ALS, a neurodegenerative disease also known as Lou Gehrig’s disease, is known to destroy the nerve cells in the spinal and brain cord.
The medical experts know very little about what causes this rare disease and so far there are no official treatments for it.
Because of the lack of treatment, more than half of the individuals who suffer from amyotrophic lateral sclerosis die within 3 years after being diagnosed with the condition.
According to researchers, the connection between type 2 diabetes and ALS has only been studied in the last 6 months but could lead to very important findings.
However, although the association between the two conditions has been tested a few times, no one really knows for certain why the connection between them exists.
The scientists found that other medical conditions, such as being overweight or obese, or a high level of cholesterol, can also lower the risk of developing ALS.
Because of this, scientists are not sure whether the connection between type 2 diabetes and ALS is linked to the conditions mentioned above or is something different altogether.

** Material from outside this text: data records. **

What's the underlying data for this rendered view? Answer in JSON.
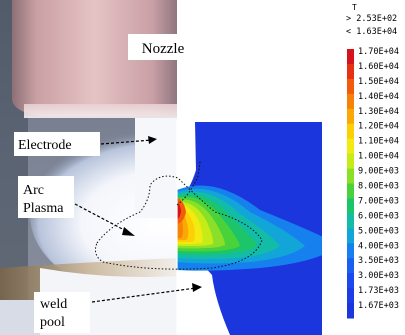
{
  "labels": {
    "nozzle": "Nozzle",
    "electrode": "Electrode",
    "arc_plasma_line1": "Arc",
    "arc_plasma_line2": "Plasma",
    "weld_pool_line1": "weld",
    "weld_pool_line2": "pool"
  },
  "legend": {
    "variable": "T",
    "above": "> 2.53E+02",
    "below": "< 1.63E+04",
    "levels": [
      {
        "label": "1.70E+04",
        "color": "#d4141a"
      },
      {
        "label": "1.60E+04",
        "color": "#e63212"
      },
      {
        "label": "1.50E+04",
        "color": "#f25a0c"
      },
      {
        "label": "1.40E+04",
        "color": "#f78208"
      },
      {
        "label": "1.30E+04",
        "color": "#fba806"
      },
      {
        "label": "1.20E+04",
        "color": "#fdd006"
      },
      {
        "label": "1.10E+04",
        "color": "#f2ea10"
      },
      {
        "label": "1.00E+04",
        "color": "#c6ec18"
      },
      {
        "label": "9.00E+03",
        "color": "#8ae028"
      },
      {
        "label": "8.00E+03",
        "color": "#4ad23a"
      },
      {
        "label": "7.00E+03",
        "color": "#1cc46a"
      },
      {
        "label": "6.00E+03",
        "color": "#12bca6"
      },
      {
        "label": "5.00E+03",
        "color": "#12a6d8"
      },
      {
        "label": "4.00E+03",
        "color": "#1680ee"
      },
      {
        "label": "3.50E+03",
        "color": "#1a5ef2"
      },
      {
        "label": "3.00E+03",
        "color": "#1c48ee"
      },
      {
        "label": "1.73E+03",
        "color": "#1c3ce6"
      },
      {
        "label": "1.67E+03",
        "color": "#1a36dc"
      }
    ]
  }
}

According to the experts, no matter what they will find, the new study could provide important information on what causes the ALS and in the future a treatment for this condition will be developed.

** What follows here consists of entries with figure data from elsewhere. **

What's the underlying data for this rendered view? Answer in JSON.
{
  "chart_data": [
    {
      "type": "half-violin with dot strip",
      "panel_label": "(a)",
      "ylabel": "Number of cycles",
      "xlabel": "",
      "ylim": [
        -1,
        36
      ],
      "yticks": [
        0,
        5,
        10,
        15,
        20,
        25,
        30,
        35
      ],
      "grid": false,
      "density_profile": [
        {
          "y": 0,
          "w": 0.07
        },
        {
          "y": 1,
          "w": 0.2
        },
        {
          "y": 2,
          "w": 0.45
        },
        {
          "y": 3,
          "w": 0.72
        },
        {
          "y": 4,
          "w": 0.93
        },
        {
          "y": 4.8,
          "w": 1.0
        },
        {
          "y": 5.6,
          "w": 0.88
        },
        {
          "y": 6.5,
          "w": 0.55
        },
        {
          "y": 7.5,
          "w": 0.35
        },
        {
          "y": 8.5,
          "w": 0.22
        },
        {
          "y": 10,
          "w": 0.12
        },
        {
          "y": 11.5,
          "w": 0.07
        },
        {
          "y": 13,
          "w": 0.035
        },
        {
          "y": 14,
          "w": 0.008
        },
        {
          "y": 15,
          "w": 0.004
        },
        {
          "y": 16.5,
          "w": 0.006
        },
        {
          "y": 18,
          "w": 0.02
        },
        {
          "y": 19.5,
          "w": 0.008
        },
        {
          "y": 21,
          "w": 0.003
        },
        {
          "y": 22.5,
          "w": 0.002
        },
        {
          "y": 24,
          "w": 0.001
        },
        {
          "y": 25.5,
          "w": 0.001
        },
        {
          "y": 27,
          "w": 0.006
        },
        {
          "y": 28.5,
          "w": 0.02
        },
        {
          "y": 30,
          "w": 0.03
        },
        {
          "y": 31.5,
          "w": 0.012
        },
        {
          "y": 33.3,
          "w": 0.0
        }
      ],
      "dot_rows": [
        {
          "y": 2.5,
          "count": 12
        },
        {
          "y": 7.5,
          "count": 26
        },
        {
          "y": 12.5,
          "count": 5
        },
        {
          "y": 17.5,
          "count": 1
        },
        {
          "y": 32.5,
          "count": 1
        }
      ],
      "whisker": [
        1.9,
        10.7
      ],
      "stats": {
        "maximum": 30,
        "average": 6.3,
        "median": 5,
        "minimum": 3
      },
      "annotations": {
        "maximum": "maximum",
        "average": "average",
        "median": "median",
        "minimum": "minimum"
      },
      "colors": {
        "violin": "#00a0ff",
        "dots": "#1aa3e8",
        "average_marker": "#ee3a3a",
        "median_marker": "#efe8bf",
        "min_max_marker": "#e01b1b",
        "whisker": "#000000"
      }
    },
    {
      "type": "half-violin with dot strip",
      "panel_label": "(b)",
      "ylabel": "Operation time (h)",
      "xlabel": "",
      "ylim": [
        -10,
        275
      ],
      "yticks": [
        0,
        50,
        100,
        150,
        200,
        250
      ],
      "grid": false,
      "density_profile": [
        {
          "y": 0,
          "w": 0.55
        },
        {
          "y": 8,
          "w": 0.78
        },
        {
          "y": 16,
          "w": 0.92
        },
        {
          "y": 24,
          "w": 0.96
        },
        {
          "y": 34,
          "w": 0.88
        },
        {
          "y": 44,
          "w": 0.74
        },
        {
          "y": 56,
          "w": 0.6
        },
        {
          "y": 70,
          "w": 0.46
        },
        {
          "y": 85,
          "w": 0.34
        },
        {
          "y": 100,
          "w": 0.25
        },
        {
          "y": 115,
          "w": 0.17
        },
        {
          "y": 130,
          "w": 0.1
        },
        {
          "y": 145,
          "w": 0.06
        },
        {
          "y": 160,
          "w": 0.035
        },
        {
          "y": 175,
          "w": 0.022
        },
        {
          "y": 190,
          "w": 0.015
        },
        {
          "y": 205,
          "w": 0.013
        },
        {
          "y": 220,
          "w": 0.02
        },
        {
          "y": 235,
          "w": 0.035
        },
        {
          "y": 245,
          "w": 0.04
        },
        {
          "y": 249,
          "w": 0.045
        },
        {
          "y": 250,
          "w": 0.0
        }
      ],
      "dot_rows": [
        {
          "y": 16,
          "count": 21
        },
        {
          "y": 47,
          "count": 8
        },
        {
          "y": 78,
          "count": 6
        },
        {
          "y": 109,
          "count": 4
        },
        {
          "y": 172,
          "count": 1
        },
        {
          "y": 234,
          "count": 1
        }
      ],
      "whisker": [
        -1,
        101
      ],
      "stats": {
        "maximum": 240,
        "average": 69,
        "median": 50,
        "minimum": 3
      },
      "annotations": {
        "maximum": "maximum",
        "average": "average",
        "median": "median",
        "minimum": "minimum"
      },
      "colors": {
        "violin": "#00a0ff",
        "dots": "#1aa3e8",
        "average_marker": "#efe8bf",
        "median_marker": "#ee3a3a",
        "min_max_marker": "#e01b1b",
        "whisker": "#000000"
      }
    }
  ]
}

The scientists detailed their findings in the journal JAMA Neurology.
For the new study, the researchers collected data from more than 3,600 people who had been diagnosed with amyotrophic lateral sclerosis between 1982 and 2009.
The average age of the individuals involved in the study was 65.

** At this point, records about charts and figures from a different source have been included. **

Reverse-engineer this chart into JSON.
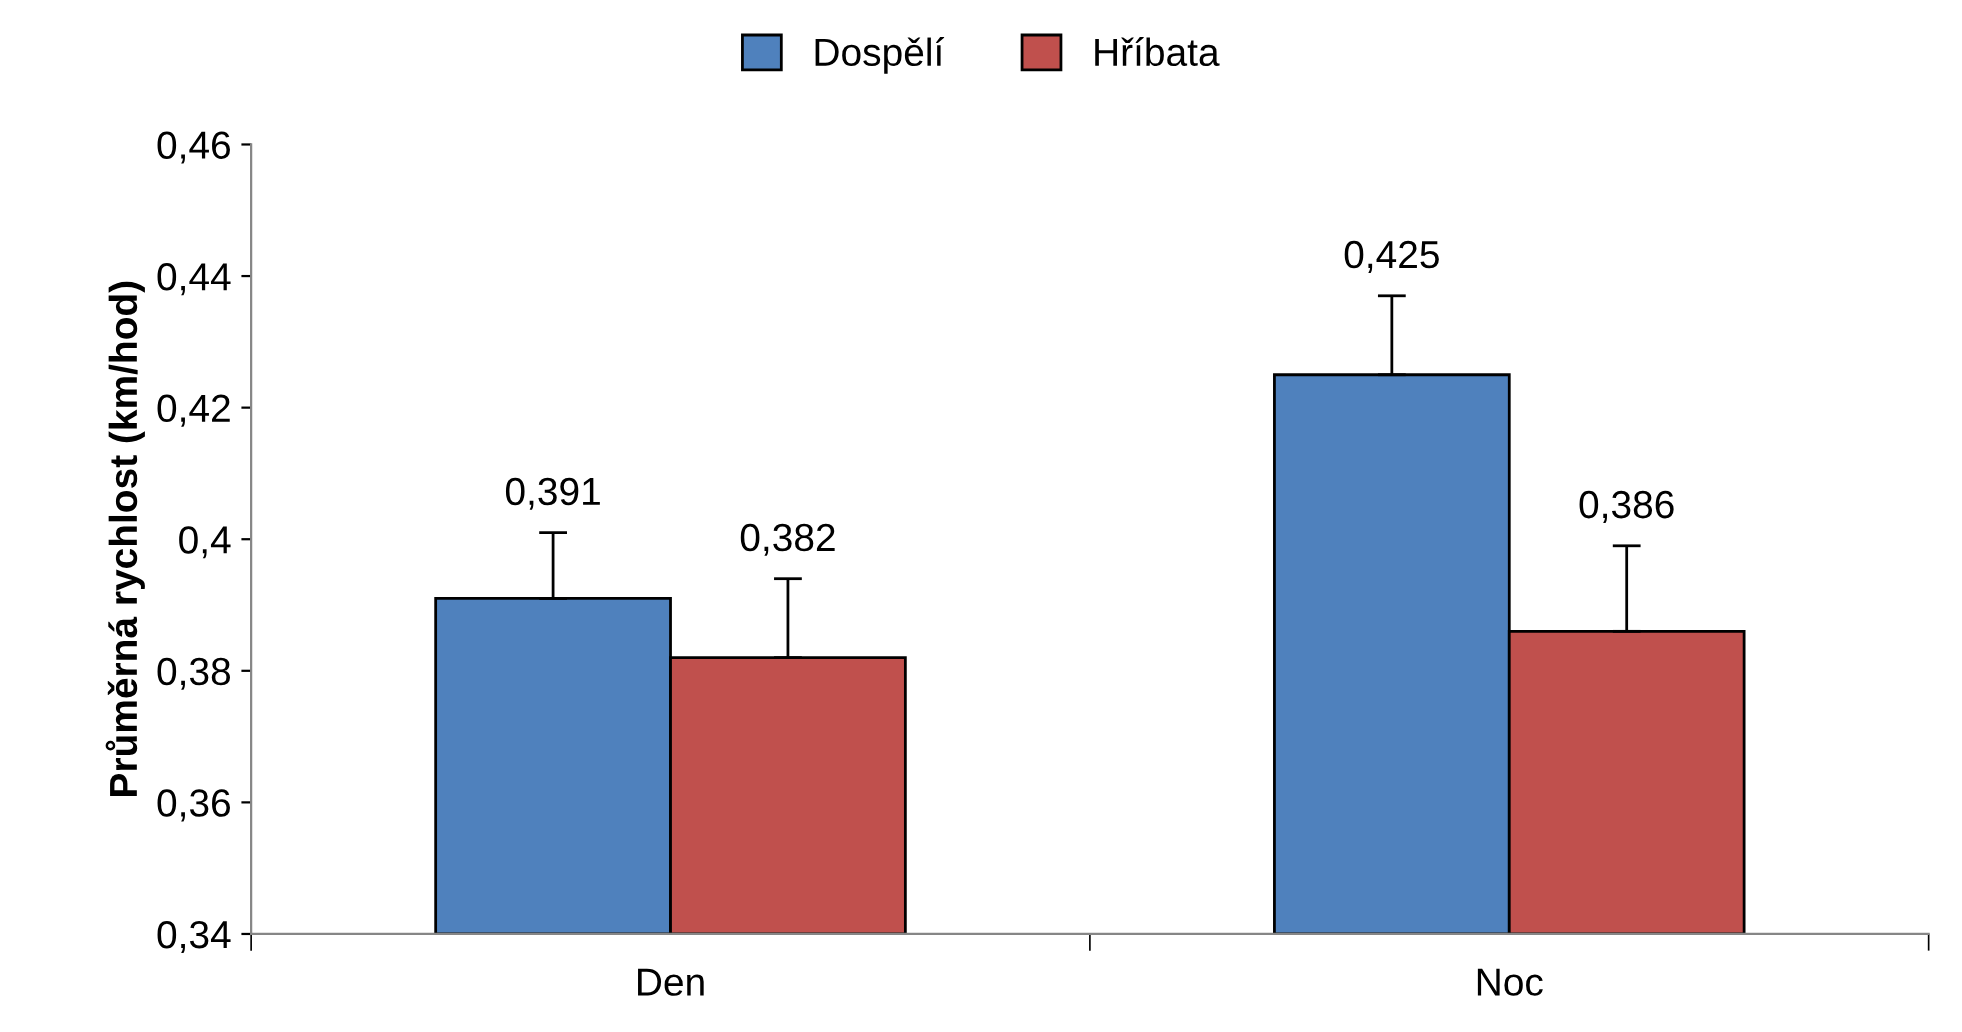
{
  "chart_data": {
    "type": "bar",
    "ylabel": "Průměrná rychlost (km/hod)",
    "categories": [
      "Den",
      "Noc"
    ],
    "series": [
      {
        "name": "Dospělí",
        "color": "#4f81bd",
        "values": [
          0.391,
          0.425
        ],
        "errors": [
          [
            0.391,
            0.401
          ],
          [
            0.425,
            0.437
          ]
        ],
        "value_labels": [
          "0,391",
          "0,425"
        ]
      },
      {
        "name": "Hříbata",
        "color": "#c0504d",
        "values": [
          0.382,
          0.386
        ],
        "errors": [
          [
            0.382,
            0.394
          ],
          [
            0.386,
            0.399
          ]
        ],
        "value_labels": [
          "0,382",
          "0,386"
        ]
      }
    ],
    "ylim": [
      0.34,
      0.46
    ],
    "yticks": [
      {
        "value": 0.34,
        "label": "0,34"
      },
      {
        "value": 0.36,
        "label": "0,36"
      },
      {
        "value": 0.38,
        "label": "0,38"
      },
      {
        "value": 0.4,
        "label": "0,4"
      },
      {
        "value": 0.42,
        "label": "0,42"
      },
      {
        "value": 0.44,
        "label": "0,44"
      },
      {
        "value": 0.46,
        "label": "0,46"
      }
    ],
    "grid": false,
    "legend": "top"
  }
}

The researchers compared the data from the ALS patients to that collected from 365,000 healthy individuals.
Also, the scientists identified approximately 9,294 people who had been diagnosed with type 2 diabetes.
It later turned out that 55 of them also suffered from amyotrophic lateral sclerosis.
The average age of those who suffered from diabetes was 60 and researchers found that a diagnosis at an advanced age was associated with a reduced risk of developing ALS.
However, the researchers said that although the study suggests a connection between the two conditions, it doesn’t necessarily mean that type 2 diabetes by itself can lower the risk of amyotrophic lateral sclerosis.